27 May 2009
Measurement of blood prostate specific antigen (PSA) is currently the most widespread screening method for prostate cancer. However, the benefits of PSA screening still remain unclear despite the publication of two large-scale prostate cancer screening trials (see previous news), as the benefits of testing may be outweighed by the harms of potential misdiagnosis and unnecessary intervention.
Recent linkage and genome-wide association studies have helped to elucidate the genetic basis of this common complex disease, with numerous genetic variants identified as being associated with the condition, fuelling the hope that genetic testing may provide better risk-prediction for prostate cancer. Despite modest risk estimates from individual SNPs, Zheng and colleagues have previously suggested that combining five SNPs with family history may be useful for predicting prostate cancer (Zheng et al. (2008) NEJM 358(9):910 and see previous news). But how does this genetic test for prostate cancer perform and does it have any clinical utility?

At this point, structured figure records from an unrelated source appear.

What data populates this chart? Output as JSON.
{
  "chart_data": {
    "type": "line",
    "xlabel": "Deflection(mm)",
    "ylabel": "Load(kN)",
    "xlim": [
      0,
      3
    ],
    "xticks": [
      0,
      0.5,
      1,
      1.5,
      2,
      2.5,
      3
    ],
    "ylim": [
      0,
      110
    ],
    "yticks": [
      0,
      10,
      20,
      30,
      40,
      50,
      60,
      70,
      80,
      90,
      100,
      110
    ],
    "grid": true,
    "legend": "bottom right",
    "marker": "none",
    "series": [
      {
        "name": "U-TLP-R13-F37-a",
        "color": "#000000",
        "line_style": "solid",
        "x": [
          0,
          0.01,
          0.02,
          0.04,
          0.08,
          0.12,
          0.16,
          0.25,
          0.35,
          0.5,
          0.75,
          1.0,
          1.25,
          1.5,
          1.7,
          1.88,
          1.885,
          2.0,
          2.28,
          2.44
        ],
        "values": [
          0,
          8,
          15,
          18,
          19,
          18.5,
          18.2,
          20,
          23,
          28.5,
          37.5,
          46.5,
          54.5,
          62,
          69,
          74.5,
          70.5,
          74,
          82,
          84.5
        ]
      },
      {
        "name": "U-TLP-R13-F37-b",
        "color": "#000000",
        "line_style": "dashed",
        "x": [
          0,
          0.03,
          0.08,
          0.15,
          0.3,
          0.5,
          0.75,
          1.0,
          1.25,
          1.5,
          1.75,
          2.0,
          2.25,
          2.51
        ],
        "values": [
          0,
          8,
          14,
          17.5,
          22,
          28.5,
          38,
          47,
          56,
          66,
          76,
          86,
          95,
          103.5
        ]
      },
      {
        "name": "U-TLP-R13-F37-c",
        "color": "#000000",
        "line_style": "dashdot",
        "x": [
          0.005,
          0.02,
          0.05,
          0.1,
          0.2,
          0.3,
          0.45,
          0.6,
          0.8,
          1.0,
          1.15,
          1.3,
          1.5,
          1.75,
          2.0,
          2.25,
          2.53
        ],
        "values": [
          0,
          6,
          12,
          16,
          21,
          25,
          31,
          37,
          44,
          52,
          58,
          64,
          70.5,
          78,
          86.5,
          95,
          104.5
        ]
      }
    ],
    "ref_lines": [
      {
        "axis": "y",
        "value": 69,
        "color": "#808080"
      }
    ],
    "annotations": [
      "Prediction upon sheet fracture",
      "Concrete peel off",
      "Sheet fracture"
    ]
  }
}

Recent work by Li-Wan-Po and colleagues [Li-Wan-Po et al. (2009) Public Health Genomics DOI:10.1159/00218710] attempts to answer this question. Using the cumulative association of five genetic risk factors (SNPs) with family history, Li-Wan-Po et al. calculate the positive and negative predictive values in order to determine how good a predictor this test would be. Despite the positive predictive value increasing with the number of factors included, the test performs poorly even when five or more factors were included, with only 44% of positive tests accurately predicting prostate cancer. They also highlight that although the odds ratios increase as the number of SNPs included increases, the test performance actually decreases because the prevalence of the combined genotypes is low. The highest risk class – with nearly 4.5-fold higher risk of developing prostate cancer relative to the population average – represents less than 1% of the population, making it inappropriate for screening.
Zheng et al. have also previously shown that genotypes at the five genetic variants do not correlate with disease state, Gleason score, or PSA level at diagnosis, suggesting that this genetic test cannot identify those men at a higher risk of a more clinically aggressive disease outcome. When combined with the fact that the genetic test does not even predict prostate cancer as well a single PSA test between the age of 44 and 50 (which is not currently recommended by the UK National Screening Committee), the performance of the genetic test is clearly woefully inadequate for either clinical or public health purposes. Furthermore, combining PSA testing with the genetic test only leads to a marginal, though statistically significant, improvement in test performance [Sun et al. (2008) Prostate 68: 1257-1262].
Comment: Li-Wan-Po et al. are correct in pointing out that “the benefit of screening for prostate cancer is still uncertain with PSA measurement” and “that the proposed 5-genetic-variant test for risk estimation of prostate cancer is inadequate”. Even with the addition of further genetic variants to the PSA test, only a small improvement in test performance is gained. Analyses currently suggest that adding these SNPs to existing measured clinical factors (such as age, Gleason score and serum PSA level) provides no additional benefit in identifying men that are at a higher risk of a more clinically aggressive form of prostate cancer. The technical performance of this test is inadequate and does not help to address any of the harm issues currently muddying the waters with PSA screening. Although results are promising, and susceptibility tests for prostate cancer based on these genetic variants are already available direct-to-consumer, there is still a long way to go before the test can be considered “ready for prime-time”. This study provides a useful case-example of the some of the issues that need to be considered in the development of genetic screening tests and their suitability for wider clinical use.